Dogecoin faces surging liquidations as open interest and funding rates shrink
Interest in Dogecoin remains shaky on the first day of August, reflecting the risk-off sentiment in the broader cryptocurrency market. CoinGlass data highlights a significant decline in DOGE futures Open Interest (OI), by 36% to $3.42 billion, compared to its July peak of $5.35 billion.
Should the OI decline persist, speculative demand for DOGE may continue shrinking, hitting its price.
Dogecoin Futures Open Interest | Source: CoinGlass
Dogecoin’s bullish outlook could also remain on the back foot as the futures-weighted funding rate drops. Based on the chart below, this fundamental indicator, which peaked at 0.0401 on July 21, averages around 0.0069, suggesting that fewer traders are leveraging long positions in DOGE and thus expect its price to increase.
Dogecoin futures weighted fund rates |Source: CoinGlass
Also notable is the surge in liquidations over the past 24 hours, averaging $23 million. Long position holders were hit hard, accounting for approximately $22 million of the total liquidations compared to around $1 million in shorts.
Dogecoin liquidation stats |Source: CoinGlass
Technical outlook: Can Dogecoin defend key support?

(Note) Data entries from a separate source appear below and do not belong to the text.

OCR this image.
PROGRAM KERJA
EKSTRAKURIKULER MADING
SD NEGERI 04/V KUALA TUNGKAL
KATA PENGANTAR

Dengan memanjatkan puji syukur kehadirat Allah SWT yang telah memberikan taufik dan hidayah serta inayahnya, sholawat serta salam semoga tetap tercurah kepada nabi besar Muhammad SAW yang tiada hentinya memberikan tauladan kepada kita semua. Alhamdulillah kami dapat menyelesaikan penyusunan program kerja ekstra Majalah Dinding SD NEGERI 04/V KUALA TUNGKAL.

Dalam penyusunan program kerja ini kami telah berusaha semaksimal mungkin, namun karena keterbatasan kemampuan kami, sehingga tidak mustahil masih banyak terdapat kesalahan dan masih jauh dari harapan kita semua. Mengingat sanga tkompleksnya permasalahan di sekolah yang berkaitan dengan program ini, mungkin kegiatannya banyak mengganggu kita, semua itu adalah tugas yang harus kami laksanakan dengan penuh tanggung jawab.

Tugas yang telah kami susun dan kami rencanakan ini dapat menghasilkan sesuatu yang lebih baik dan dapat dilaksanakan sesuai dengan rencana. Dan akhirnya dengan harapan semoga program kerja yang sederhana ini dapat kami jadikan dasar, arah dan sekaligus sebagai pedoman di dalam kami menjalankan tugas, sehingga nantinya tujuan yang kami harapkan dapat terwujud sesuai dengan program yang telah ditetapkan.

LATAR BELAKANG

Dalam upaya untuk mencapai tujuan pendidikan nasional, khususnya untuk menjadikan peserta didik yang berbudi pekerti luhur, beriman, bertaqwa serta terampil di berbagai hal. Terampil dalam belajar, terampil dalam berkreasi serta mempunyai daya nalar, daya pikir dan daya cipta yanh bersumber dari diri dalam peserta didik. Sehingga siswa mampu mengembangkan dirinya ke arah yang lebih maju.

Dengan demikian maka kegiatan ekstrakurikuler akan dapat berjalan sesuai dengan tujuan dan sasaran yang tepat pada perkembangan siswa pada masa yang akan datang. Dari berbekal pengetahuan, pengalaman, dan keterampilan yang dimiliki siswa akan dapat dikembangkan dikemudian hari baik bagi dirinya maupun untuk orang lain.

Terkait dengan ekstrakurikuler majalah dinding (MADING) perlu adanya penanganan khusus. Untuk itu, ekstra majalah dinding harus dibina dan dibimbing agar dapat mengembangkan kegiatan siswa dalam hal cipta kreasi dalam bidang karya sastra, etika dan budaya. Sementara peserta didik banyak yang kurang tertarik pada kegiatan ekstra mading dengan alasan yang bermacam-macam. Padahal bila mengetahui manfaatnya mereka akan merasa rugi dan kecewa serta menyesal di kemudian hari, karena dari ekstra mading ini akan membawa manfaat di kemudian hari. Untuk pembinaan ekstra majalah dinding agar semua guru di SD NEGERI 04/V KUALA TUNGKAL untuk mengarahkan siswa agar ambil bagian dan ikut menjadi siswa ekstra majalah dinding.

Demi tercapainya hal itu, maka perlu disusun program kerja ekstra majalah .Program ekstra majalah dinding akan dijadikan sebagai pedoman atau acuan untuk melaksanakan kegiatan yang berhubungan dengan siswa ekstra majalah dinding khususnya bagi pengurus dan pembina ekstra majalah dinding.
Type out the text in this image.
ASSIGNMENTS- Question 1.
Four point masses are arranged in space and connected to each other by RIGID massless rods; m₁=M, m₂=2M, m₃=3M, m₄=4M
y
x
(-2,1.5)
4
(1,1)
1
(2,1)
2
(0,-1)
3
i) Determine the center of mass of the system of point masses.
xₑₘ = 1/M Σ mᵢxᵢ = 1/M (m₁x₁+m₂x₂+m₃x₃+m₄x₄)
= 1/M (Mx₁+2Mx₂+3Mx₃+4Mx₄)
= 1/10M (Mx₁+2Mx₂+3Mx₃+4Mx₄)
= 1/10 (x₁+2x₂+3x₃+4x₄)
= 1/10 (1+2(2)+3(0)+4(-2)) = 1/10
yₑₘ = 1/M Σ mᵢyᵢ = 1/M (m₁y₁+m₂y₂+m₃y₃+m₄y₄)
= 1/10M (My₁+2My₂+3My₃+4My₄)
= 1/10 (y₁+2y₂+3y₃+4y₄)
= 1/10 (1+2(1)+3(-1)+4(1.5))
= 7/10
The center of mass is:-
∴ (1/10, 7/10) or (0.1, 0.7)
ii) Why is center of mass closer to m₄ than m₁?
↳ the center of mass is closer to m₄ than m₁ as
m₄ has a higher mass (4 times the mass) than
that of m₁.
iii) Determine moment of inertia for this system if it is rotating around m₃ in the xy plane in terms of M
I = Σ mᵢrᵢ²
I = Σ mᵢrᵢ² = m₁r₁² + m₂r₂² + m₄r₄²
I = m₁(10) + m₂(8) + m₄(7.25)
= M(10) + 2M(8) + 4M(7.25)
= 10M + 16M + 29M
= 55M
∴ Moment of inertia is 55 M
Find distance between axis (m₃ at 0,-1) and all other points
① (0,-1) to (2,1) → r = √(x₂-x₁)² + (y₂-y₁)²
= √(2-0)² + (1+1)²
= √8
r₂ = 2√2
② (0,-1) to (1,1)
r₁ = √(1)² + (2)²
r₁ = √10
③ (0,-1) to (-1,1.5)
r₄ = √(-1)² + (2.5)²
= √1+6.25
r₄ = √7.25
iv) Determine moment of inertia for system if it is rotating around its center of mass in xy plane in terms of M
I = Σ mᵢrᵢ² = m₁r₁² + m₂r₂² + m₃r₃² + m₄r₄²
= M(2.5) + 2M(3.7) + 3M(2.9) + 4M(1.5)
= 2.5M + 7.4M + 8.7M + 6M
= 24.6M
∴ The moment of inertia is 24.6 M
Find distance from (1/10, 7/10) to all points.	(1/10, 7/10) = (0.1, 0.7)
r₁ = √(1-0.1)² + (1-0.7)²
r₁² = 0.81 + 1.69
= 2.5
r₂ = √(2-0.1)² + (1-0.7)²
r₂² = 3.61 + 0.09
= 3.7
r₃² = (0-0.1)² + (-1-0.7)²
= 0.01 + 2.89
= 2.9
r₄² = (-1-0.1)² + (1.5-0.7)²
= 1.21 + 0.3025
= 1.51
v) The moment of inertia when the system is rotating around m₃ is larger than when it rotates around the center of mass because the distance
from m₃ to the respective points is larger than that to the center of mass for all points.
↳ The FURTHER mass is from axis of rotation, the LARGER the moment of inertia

Dogecoin upholds a strong bearish outlook after extending the decline from its July 21 peak of $0.2875. The downward-trending Relative Strength Index (RSI) on the daily chart, which currently stands below the midline, reinforces the bearish grip.
Investors will likely continue de-risking, with some taking profits in upcoming sessions, especially given the sell signal maintained by the Moving Average Convergence Divergence (MACD) indicator since Sunday.
Key levels of interest for traders are the 100-day Exponential Moving Average (EMA) at $0.2028, which helped stabilize the price on Friday. In the event that bears sell aggressively, the next key level to monitor lies at $0.1888, which had been tested as support on July 16.
DOGE/USDT daily chart
A decline in volume from a weekly peak of $3.12 billion to $841 million points toward seller exhaustion. Hence, upholding support above $0.2000 is key to allow bulls to regroup before the next attempt at recovery.
The confluence formed by the 50-day EMA and the 200-day EMA at around $0.2074 might delay the recovery, but if broken, Dogecoin could accelerate the rebound toward recent highs of $0.2875.